Pegging your currency to the dollar is very much like pegging your currency to gold. In fact, they are almost exactly the same. People seem to forget that gold in of itself has inflation and deflation. And for a country that pegs their currency to the USD, they’re saying that their currency is worth x amount of USD just like back “in the day” when you could exchange a USD for its value in gold. And as you probably had a suspicion about, can be VERY bad for an economy. It’s precisely why we’re on a fiat system and not a gold system.
One good example would actually be the different areas of the US itself. Each state has its own cost of living. Living in New York is going to cost a lot more than living in Alabama. Inflation for gas prices in New York will be different from inflation of gas prices in Alabama. Same for housing and such. However, prices for imported goods like iPhones are the same for both places and will face the same rate of inflation because it’s an imported good that isn’t impacted by unique factors like New York and Alabama having very different housing markets or sourcing their gas from refineries in different parts of the country. For a country that pegs its currency to the USD, completely domestically sourced goods and services might not see the same level of inflation. But they definitely will see the same inflation for imported goods.

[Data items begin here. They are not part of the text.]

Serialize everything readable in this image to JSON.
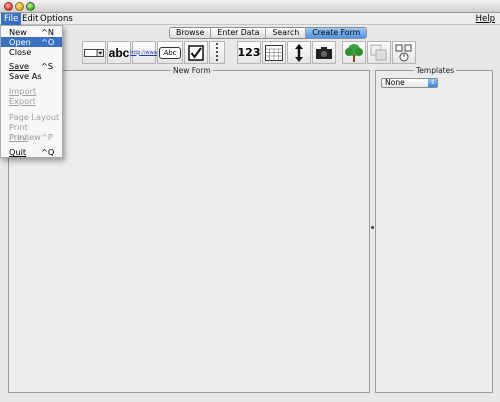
{
  "menubar": {
    "file": "File",
    "edit": "Edit",
    "options": "Options",
    "help": "Help"
  },
  "file_menu": {
    "items": [
      {
        "label": "New",
        "shortcut": "^N",
        "state": "normal"
      },
      {
        "label": "Open",
        "shortcut": "^O",
        "state": "selected"
      },
      {
        "label": "Close",
        "shortcut": "",
        "state": "normal"
      },
      {
        "label": "Save",
        "shortcut": "^S",
        "state": "normal"
      },
      {
        "label": "Save As",
        "shortcut": "",
        "state": "normal"
      },
      {
        "label": "Import",
        "shortcut": "",
        "state": "disabled"
      },
      {
        "label": "Export",
        "shortcut": "",
        "state": "disabled"
      },
      {
        "label": "Page Layout",
        "shortcut": "",
        "state": "disabled"
      },
      {
        "label": "Print Preview",
        "shortcut": "",
        "state": "disabled"
      },
      {
        "label": "Print",
        "shortcut": "^P",
        "state": "disabled"
      },
      {
        "label": "Quit",
        "shortcut": "^Q",
        "state": "normal"
      }
    ]
  },
  "tabs": [
    "Browse",
    "Enter Data",
    "Search",
    "Create Form"
  ],
  "active_tab": "Create Form",
  "toolbar": {
    "text_label_tool": "abc",
    "url_tool": "http://www",
    "text_area_tool": "Abc",
    "number_tool": "123",
    "icons": [
      "dropdown-field-icon",
      "text-label-icon",
      "url-field-icon",
      "text-area-icon",
      "checkbox-icon",
      "divider-icon",
      "number-field-icon",
      "calendar-icon",
      "vertical-arrow-icon",
      "camera-icon",
      "tree-icon",
      "duplicate-icon",
      "help-cursor-icon"
    ]
  },
  "panels": {
    "new_form_title": "New Form",
    "templates_title": "Templates",
    "template_selected": "None"
  },
  "colors": {
    "menu_highlight": "#3a6fc2",
    "active_tab": "#4b93e4",
    "window_bg": "#e8e8e8"
  }
}
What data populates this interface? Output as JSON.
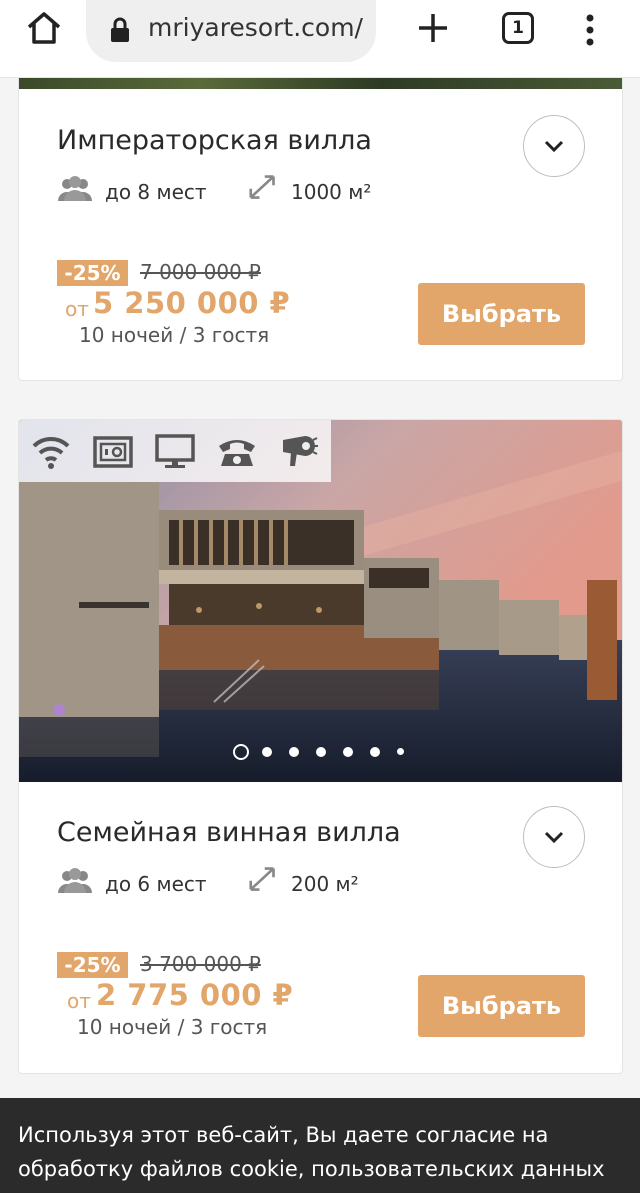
{
  "browser": {
    "url": "mriyaresort.com/",
    "tab_count": "1"
  },
  "rooms": [
    {
      "title": "Императорская вилла",
      "capacity": "до 8 мест",
      "area": "1000 м²",
      "discount": "-25%",
      "old_price": "7 000 000 ₽",
      "from_label": "от",
      "price": "5 250 000 ₽",
      "nights": "10 ночей / 3 гостя",
      "select_label": "Выбрать"
    },
    {
      "title": "Семейная винная вилла",
      "capacity": "до 6 мест",
      "area": "200 м²",
      "discount": "-25%",
      "old_price": "3 700 000 ₽",
      "from_label": "от",
      "price": "2 775 000 ₽",
      "nights": "10 ночей / 3 гостя",
      "select_label": "Выбрать",
      "amenities": [
        "wifi-icon",
        "safe-icon",
        "tv-icon",
        "phone-icon",
        "hairdryer-icon"
      ],
      "carousel": {
        "slides": 7,
        "active": 1
      }
    }
  ],
  "cookie_banner": {
    "text": "Используя этот веб-сайт, Вы даете согласие на обработку файлов cookie, пользовательских данных"
  },
  "colors": {
    "accent": "#e2a56a",
    "banner_bg": "#2b2b2b"
  }
}
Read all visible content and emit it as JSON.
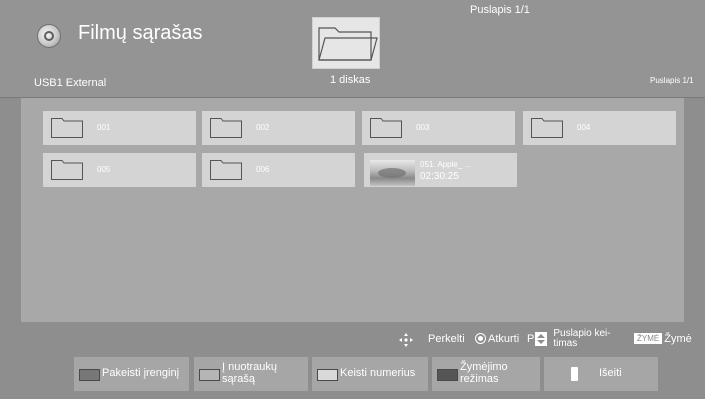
{
  "header": {
    "title": "Filmų sąrašas",
    "page_top": "Puslapis 1/1",
    "disk_count": "1 diskas",
    "source": "USB1 External",
    "page_right": "Puslapis 1/1",
    "app_icon": "film-reel-icon",
    "folder_icon": "folder-icon"
  },
  "items": [
    {
      "type": "folder",
      "label": "001"
    },
    {
      "type": "folder",
      "label": "002"
    },
    {
      "type": "folder",
      "label": "003"
    },
    {
      "type": "folder",
      "label": "004"
    },
    {
      "type": "folder",
      "label": "005"
    },
    {
      "type": "folder",
      "label": "006"
    },
    {
      "type": "video",
      "name": "051. Apple_ ...",
      "duration": "02:30:25"
    }
  ],
  "hints": {
    "move": "Perkelti",
    "play": "Atkurti",
    "page_prefix": "P",
    "page_change": "Puslapio kei-\ntimas",
    "mark_key": "ŽYMĖ",
    "mark": "Žymė"
  },
  "buttons": {
    "change_device": {
      "label": "Pakeisti įrenginį",
      "color": "#777777"
    },
    "to_photos": {
      "label": "Į nuotraukų\nsąrašą",
      "color": "#b5b5b5"
    },
    "change_numbers": {
      "label": "Keisti numerius",
      "color": "#d9d9d9"
    },
    "mark_mode": {
      "label": "Žymėjimo\nrežimas",
      "color": "#555555"
    },
    "exit": {
      "label": "Išeiti"
    }
  },
  "colors": {
    "background": "#8e8e8e",
    "content": "#a8a8a8",
    "tile": "#d4d4d4"
  }
}
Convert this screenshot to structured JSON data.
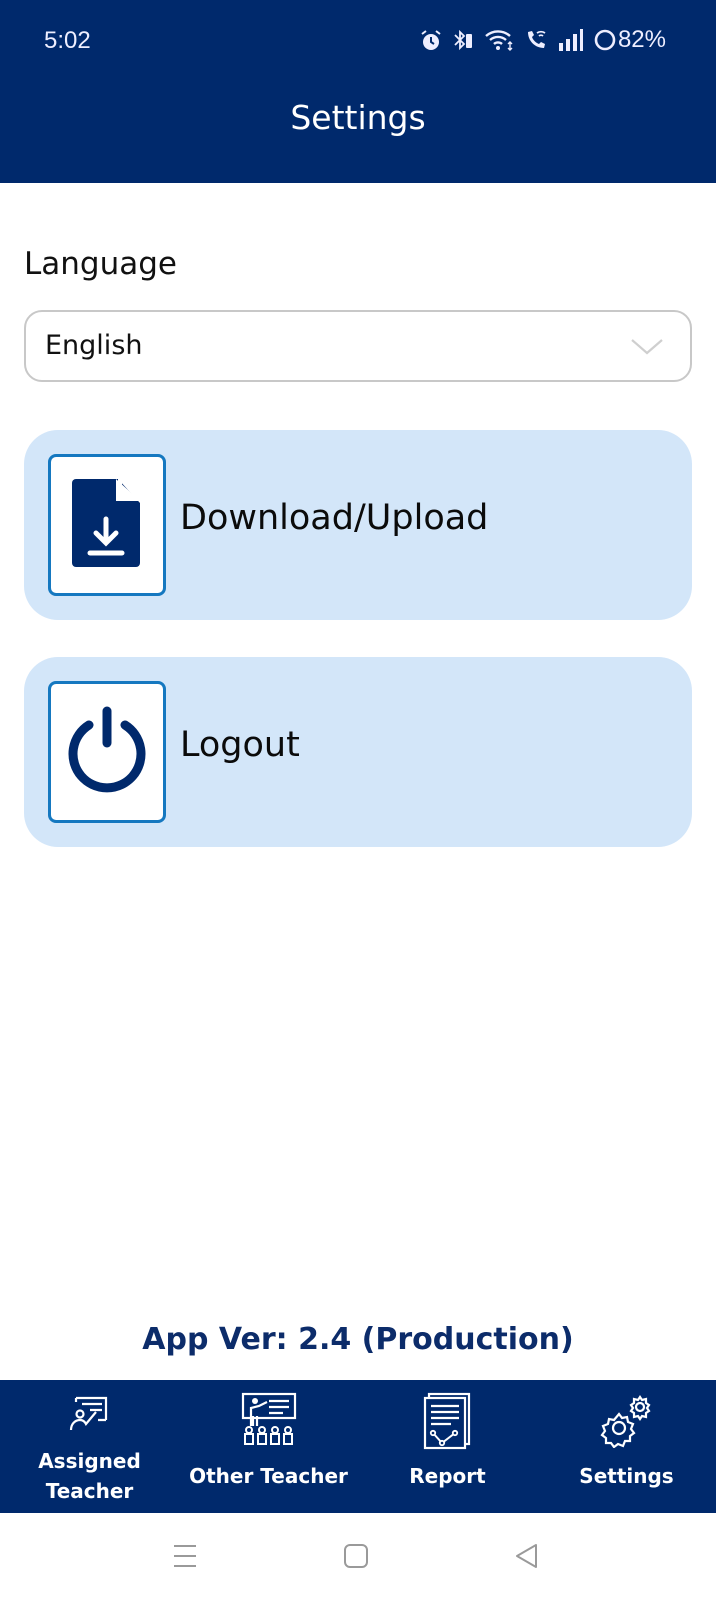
{
  "status_bar": {
    "time": "5:02",
    "battery": "82%",
    "icons": [
      "alarm-icon",
      "bluetooth-icon",
      "battery-saver-icon",
      "wifi-icon",
      "wifi-calling-icon",
      "signal-icon",
      "battery-ring-icon"
    ]
  },
  "header": {
    "title": "Settings"
  },
  "language": {
    "label": "Language",
    "selected": "English",
    "icon": "chevron-down-icon"
  },
  "actions": [
    {
      "label": "Download/Upload",
      "icon": "file-download-icon"
    },
    {
      "label": "Logout",
      "icon": "power-icon"
    }
  ],
  "app_version": "App Ver: 2.4 (Production)",
  "bottom_nav": {
    "items": [
      {
        "label": "Assigned Teacher",
        "line1": "Assigned",
        "line2": "Teacher",
        "icon": "teacher-board-icon"
      },
      {
        "label": "Other Teacher",
        "icon": "classroom-icon"
      },
      {
        "label": "Report",
        "icon": "report-icon"
      },
      {
        "label": "Settings",
        "icon": "gears-icon",
        "active": true
      }
    ]
  },
  "system_nav": [
    "recents-icon",
    "home-icon",
    "back-icon"
  ],
  "colors": {
    "primary": "#00296c",
    "card_bg": "#d3e6f9",
    "icon_border": "#1578c0",
    "version_text": "#0c2c6a"
  }
}
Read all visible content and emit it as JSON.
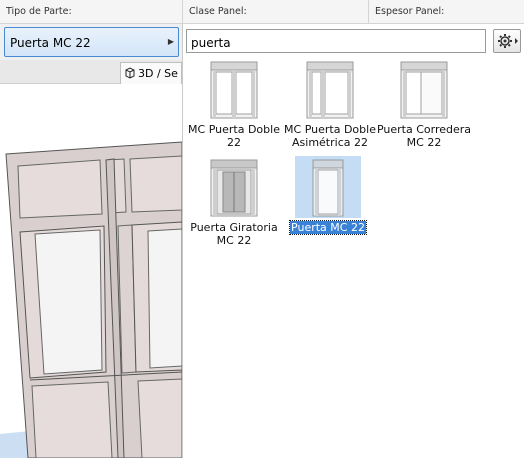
{
  "headers": {
    "tipo": "Tipo de Parte:",
    "clase": "Clase Panel:",
    "espesor": "Espesor Panel:"
  },
  "part_type": {
    "value": "Puerta MC 22"
  },
  "view_tab": {
    "label": "3D / Se"
  },
  "search": {
    "value": "puerta"
  },
  "tiles": [
    {
      "line1": "MC Puerta Doble",
      "line2": "22"
    },
    {
      "line1": "MC Puerta Doble",
      "line2": "Asimétrica 22"
    },
    {
      "line1": "Puerta Corredera",
      "line2": "MC 22"
    },
    {
      "line1": "Puerta Giratoria",
      "line2": "MC 22"
    },
    {
      "line1": "Puerta MC 22",
      "selected": true
    }
  ],
  "icons": {
    "options": "gear-icon",
    "view": "cube-icon",
    "dropdown": "triangle-right-icon"
  },
  "colors": {
    "accent": "#3a82d6",
    "selection_bg": "#c5dcf5",
    "field_border": "#4a8ad0"
  }
}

This can wreck havoc on a foreign economy because they’re subject to the financial policies of the US. And the US’s financial goals are going to be very different from a smaller country with a less diverse industrial base. They wouldn’t be able to do anything to control inflation locally and that can completely destroy their domestic industry. In fact, one of the only reasons the US financial system has been as stable as it is with such a diverse variety of states is the fact that the US government redistributes wealth from wealthy states to less wealthy states. Without this rebalancing, the US would be seeing the Greek crisis plying out extremely frequently and these poorer states completely falling apart. That’s not going to happen for a foreign country pegging their currency to the USD so they are at a very real risk of seeing that same sort of crisis but worse.